Der Rechtsverteidiger besitzt bereits einen gültigen Vertrag bei Fortuna, wurde nach dem Abstieg der Rheinländer bislang jedoch noch nicht offiziell vorgestellt. Hintergrund ist offenbar die weiterhin ungeklärte Zukunft des 23-Jährigen, der ursprünglich nicht als Spieler für die 3. Liga eingeplant gewesen sein soll. Zwar wurde van der Sloot zuletzt mit mehreren Vereinen aus dem In- und Ausland in Verbindung gebracht, konkrete Schritte in Richtung eines festen Wechsels sind bislang jedoch nicht bekannt geworden. Nach Angaben der "Rheinischen Post" haben sich lediglich drei niederländische Erstligisten nach dem Außenverteidiger erkundigt. Dabei soll es allerdings ausschließlich um Leihgeschäfte gegangen sein.
Für Fortuna kommt ein solches Modell offenbar nicht infrage. Dem Bericht zufolge haben die Verantwortlichen dem Spieler und seinem Management deutlich gemacht, dass es nur zwei Möglichkeiten gibt: Entweder ein Verein zieht die Ausstiegsklausel in Höhe von 500.000 Euro oder van der Sloot tritt seinen Vertrag in Düsseldorf an. Sollte bis zum Trainingsauftakt am Sonntag keine Lösung gefunden werden, würde der Niederländer an den obligatorischen Leistungstests teilnehmen und mit der Mannschaft in die Vorbereitung starten. Aktuell spricht vieles dafür, dass genau dieses Szenario eintreten könnte.
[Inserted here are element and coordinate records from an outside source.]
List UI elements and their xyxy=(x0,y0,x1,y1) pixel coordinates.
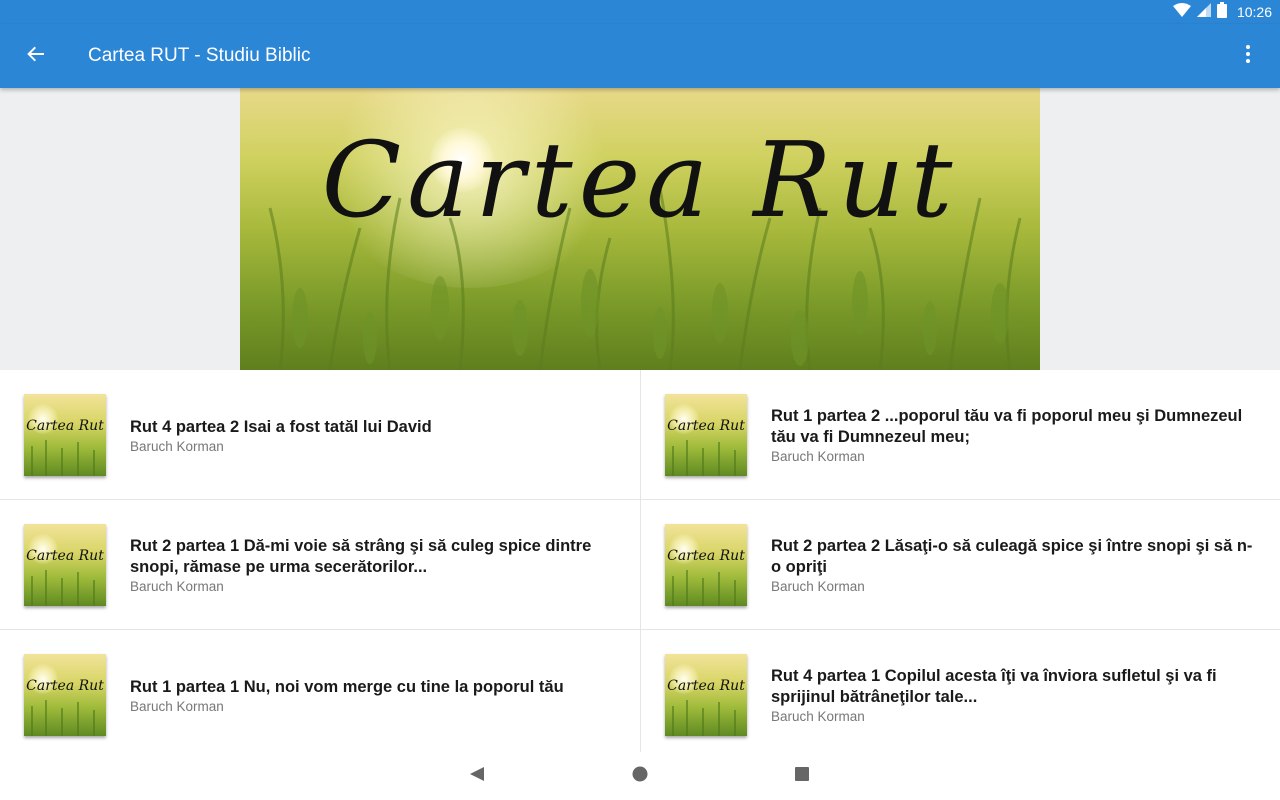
back-button[interactable] xyxy=(20,40,52,72)
system-nav-bar xyxy=(0,752,1280,800)
episode-thumbnail: Cartea Rut xyxy=(665,524,747,606)
episode-title: Rut 1 partea 1 Nu, noi vom merge cu tine… xyxy=(130,677,564,696)
banner-image: Cartea Rut xyxy=(240,88,1040,370)
episode-author: Baruch Korman xyxy=(130,698,224,714)
banner-title: Cartea Rut xyxy=(321,119,959,241)
page-title: Cartea RUT - Studiu Biblic xyxy=(88,45,311,66)
episode-author: Baruch Korman xyxy=(130,438,224,454)
episode-title: Rut 4 partea 2 Isai a fost tatăl lui Dav… xyxy=(130,417,432,436)
banner-area: Cartea Rut xyxy=(0,88,1280,370)
episode-author: Baruch Korman xyxy=(771,709,865,724)
signal-icon xyxy=(1196,2,1211,22)
more-vert-icon xyxy=(1245,44,1251,69)
status-bar: 10:26 xyxy=(0,0,1280,24)
list-item[interactable]: Cartea Rut Rut 2 partea 1 Dă-mi voie să … xyxy=(0,500,640,630)
status-time: 10:26 xyxy=(1236,4,1272,20)
list-item[interactable]: Cartea Rut Rut 1 partea 2 ...poporul tău… xyxy=(641,370,1280,500)
episode-author: Baruch Korman xyxy=(771,579,865,594)
episode-title: Rut 1 partea 2 ...poporul tău va fi popo… xyxy=(771,407,1243,446)
nav-recents-icon xyxy=(794,766,810,787)
episode-thumbnail: Cartea Rut xyxy=(24,394,106,476)
overflow-menu-button[interactable] xyxy=(1232,40,1264,72)
nav-back-icon xyxy=(469,766,485,787)
episode-thumbnail: Cartea Rut xyxy=(665,394,747,476)
episode-title: Rut 2 partea 1 Dă-mi voie să strâng şi s… xyxy=(130,537,592,576)
wifi-icon xyxy=(1172,2,1191,22)
nav-home-icon xyxy=(632,766,648,787)
episode-title: Rut 2 partea 2 Lăsaţi-o să culeagă spice… xyxy=(771,537,1253,576)
episode-author: Baruch Korman xyxy=(130,579,224,594)
app-bar: Cartea RUT - Studiu Biblic xyxy=(0,24,1280,88)
arrow-back-icon xyxy=(26,44,46,69)
list-item[interactable]: Cartea Rut Rut 4 partea 2 Isai a fost ta… xyxy=(0,370,640,500)
episode-thumbnail: Cartea Rut xyxy=(24,654,106,736)
episode-author: Baruch Korman xyxy=(771,449,865,464)
nav-recents-button[interactable] xyxy=(792,766,812,786)
nav-home-button[interactable] xyxy=(630,766,650,786)
list-item[interactable]: Cartea Rut Rut 2 partea 2 Lăsaţi-o să cu… xyxy=(641,500,1280,630)
nav-back-button[interactable] xyxy=(467,766,487,786)
episode-list: Cartea Rut Rut 4 partea 2 Isai a fost ta… xyxy=(0,370,1280,752)
episode-thumbnail: Cartea Rut xyxy=(665,654,747,736)
list-item[interactable]: Cartea Rut Rut 1 partea 1 Nu, noi vom me… xyxy=(0,630,640,752)
episode-title: Rut 4 partea 1 Copilul acesta îţi va înv… xyxy=(771,667,1217,706)
list-item[interactable]: Cartea Rut Rut 4 partea 1 Copilul acesta… xyxy=(641,630,1280,752)
episode-thumbnail: Cartea Rut xyxy=(24,524,106,606)
battery-icon xyxy=(1216,1,1227,23)
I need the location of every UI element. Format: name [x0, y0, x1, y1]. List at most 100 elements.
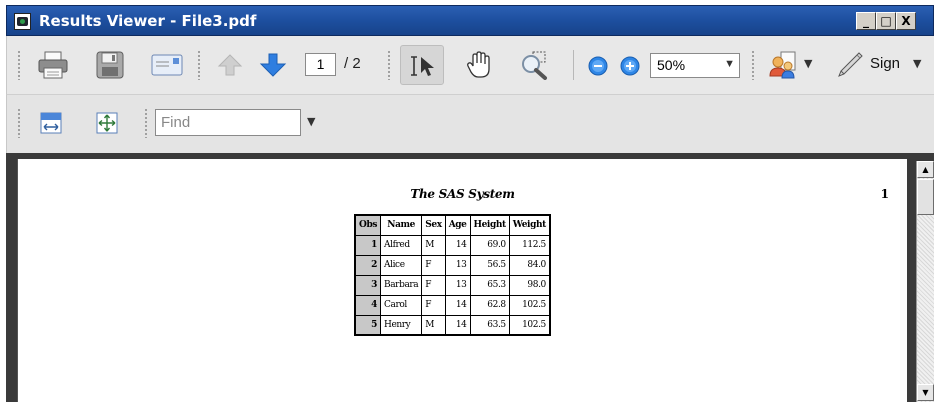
table-cell: Barbara	[379, 274, 423, 296]
table-cell: 4	[354, 294, 381, 316]
hand-tool-button[interactable]	[462, 48, 496, 82]
chevron-down-icon: ▼	[724, 58, 735, 70]
chevron-down-icon[interactable]: ▼	[804, 57, 812, 70]
table-cell: F	[421, 254, 446, 276]
find-input[interactable]: Find	[155, 109, 301, 136]
save-icon	[96, 51, 124, 79]
marquee-zoom-button[interactable]	[517, 48, 551, 82]
results-table: Obs Name Sex Age Height Weight 1 Alfred …	[354, 214, 551, 336]
print-icon	[38, 51, 68, 79]
column-header: Height	[469, 214, 510, 236]
table-cell: 56.5	[469, 254, 510, 276]
table-cell: Henry	[379, 314, 423, 336]
table-header-row: Obs Name Sex Age Height Weight	[354, 214, 551, 236]
table-cell: M	[421, 234, 446, 256]
toolbar-grip[interactable]	[144, 108, 148, 138]
page-number-input[interactable]: 1	[305, 53, 336, 76]
zoom-in-button[interactable]	[617, 53, 643, 79]
email-icon	[151, 54, 183, 76]
table-row: 4 Carol F 14 62.8 102.5	[354, 294, 551, 316]
toolbar-grip[interactable]	[197, 50, 201, 80]
table-cell: Alice	[379, 254, 423, 276]
table-cell: 13	[444, 274, 471, 296]
column-header: Weight	[508, 214, 551, 236]
table-cell: 5	[354, 314, 381, 336]
sign-label[interactable]: Sign	[870, 55, 900, 72]
fit-page-button[interactable]	[93, 109, 121, 137]
save-button[interactable]	[93, 48, 127, 82]
scroll-down-button[interactable]: ▼	[917, 384, 934, 401]
table-cell: 69.0	[469, 234, 510, 256]
fit-width-button[interactable]	[37, 109, 65, 137]
toolbar-grip[interactable]	[17, 50, 21, 80]
scrollbar-thumb[interactable]	[917, 179, 934, 215]
next-page-icon	[259, 53, 287, 77]
toolbar-grip[interactable]	[17, 108, 21, 138]
marquee-zoom-icon	[522, 51, 547, 80]
table-cell: 102.5	[508, 314, 551, 336]
table-cell: 14	[444, 314, 471, 336]
vertical-scrollbar[interactable]: ▲ ▼	[916, 161, 934, 402]
next-page-button[interactable]	[258, 50, 288, 80]
collaborate-button[interactable]	[765, 48, 801, 82]
select-tool-button[interactable]	[400, 45, 444, 85]
table-cell: 14	[444, 234, 471, 256]
print-button[interactable]	[35, 48, 71, 82]
chevron-down-icon[interactable]: ▼	[307, 115, 315, 128]
table-row: 5 Henry M 14 63.5 102.5	[354, 314, 551, 336]
table-cell: 65.3	[469, 274, 510, 296]
table-cell: Alfred	[379, 234, 423, 256]
table-row: 2 Alice F 13 56.5 84.0	[354, 254, 551, 276]
maximize-button[interactable]: □	[876, 12, 896, 30]
column-header: Name	[379, 214, 423, 236]
column-header: Age	[444, 214, 471, 236]
table-cell: F	[421, 274, 446, 296]
zoom-out-icon	[588, 56, 608, 76]
window-title: Results Viewer - File3.pdf	[39, 12, 257, 30]
main-toolbar: 1 / 2 50% ▼ ▼ Sign ▼	[6, 36, 934, 95]
minimize-button[interactable]: _	[856, 12, 876, 30]
table-cell: 13	[444, 254, 471, 276]
zoom-value: 50%	[657, 57, 686, 73]
sign-pen-icon	[838, 52, 863, 77]
page-number-label: 1	[880, 187, 889, 201]
previous-page-button[interactable]	[215, 50, 245, 80]
select-tool-icon	[411, 56, 434, 76]
toolbar-separator	[573, 50, 574, 80]
table-cell: 84.0	[508, 254, 551, 276]
table-row: 3 Barbara F 13 65.3 98.0	[354, 274, 551, 296]
document-title: The SAS System	[410, 187, 515, 201]
table-cell: 14	[444, 294, 471, 316]
zoom-out-button[interactable]	[585, 53, 611, 79]
app-icon[interactable]	[14, 13, 31, 30]
title-bar[interactable]: Results Viewer - File3.pdf _ □ X	[6, 5, 934, 36]
email-button[interactable]	[148, 48, 186, 82]
table-cell: M	[421, 314, 446, 336]
table-cell: F	[421, 294, 446, 316]
hand-tool-icon	[467, 51, 490, 78]
table-cell: 98.0	[508, 274, 551, 296]
zoom-level-select[interactable]: 50% ▼	[650, 53, 740, 78]
toolbar-grip[interactable]	[387, 50, 391, 80]
column-header: Obs	[354, 214, 381, 236]
table-row: 1 Alfred M 14 69.0 112.5	[354, 234, 551, 256]
table-cell: 63.5	[469, 314, 510, 336]
column-header: Sex	[421, 214, 446, 236]
table-cell: 2	[354, 254, 381, 276]
collaborate-icon	[769, 51, 796, 79]
secondary-toolbar: Find ▼	[6, 95, 934, 153]
document-page: The SAS System 1 Obs Name Sex Age Height…	[17, 159, 907, 402]
zoom-in-icon	[620, 56, 640, 76]
previous-page-icon	[217, 54, 243, 76]
table-cell: 62.8	[469, 294, 510, 316]
chevron-down-icon[interactable]: ▼	[913, 57, 921, 70]
table-cell: 112.5	[508, 234, 551, 256]
page-total-label: / 2	[344, 55, 361, 72]
close-button[interactable]: X	[896, 12, 916, 30]
sign-button[interactable]	[833, 48, 867, 82]
table-cell: 3	[354, 274, 381, 296]
scroll-up-button[interactable]: ▲	[917, 161, 934, 178]
fit-page-icon	[96, 112, 118, 134]
table-cell: 1	[354, 234, 381, 256]
toolbar-grip[interactable]	[751, 50, 755, 80]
Sportlich wäre ein Verbleib des Rechtsverteidigers durchaus interessant. Van der Sloot gehörte in der vergangenen Saison zu den Leistungsträgern des niederländischen Aufsteigers ADO Den Haag und würde die Qualität des Fortuna-Kaders auf der rechten Seite deutlich erhöhen. Dass er langfristig in Düsseldorf bleibt, gilt zwar weiterhin nicht als wahrscheinlich. Eine Zukunft bei Fortuna scheint derzeit jedoch deutlich realistischer als noch vor wenigen Wochen.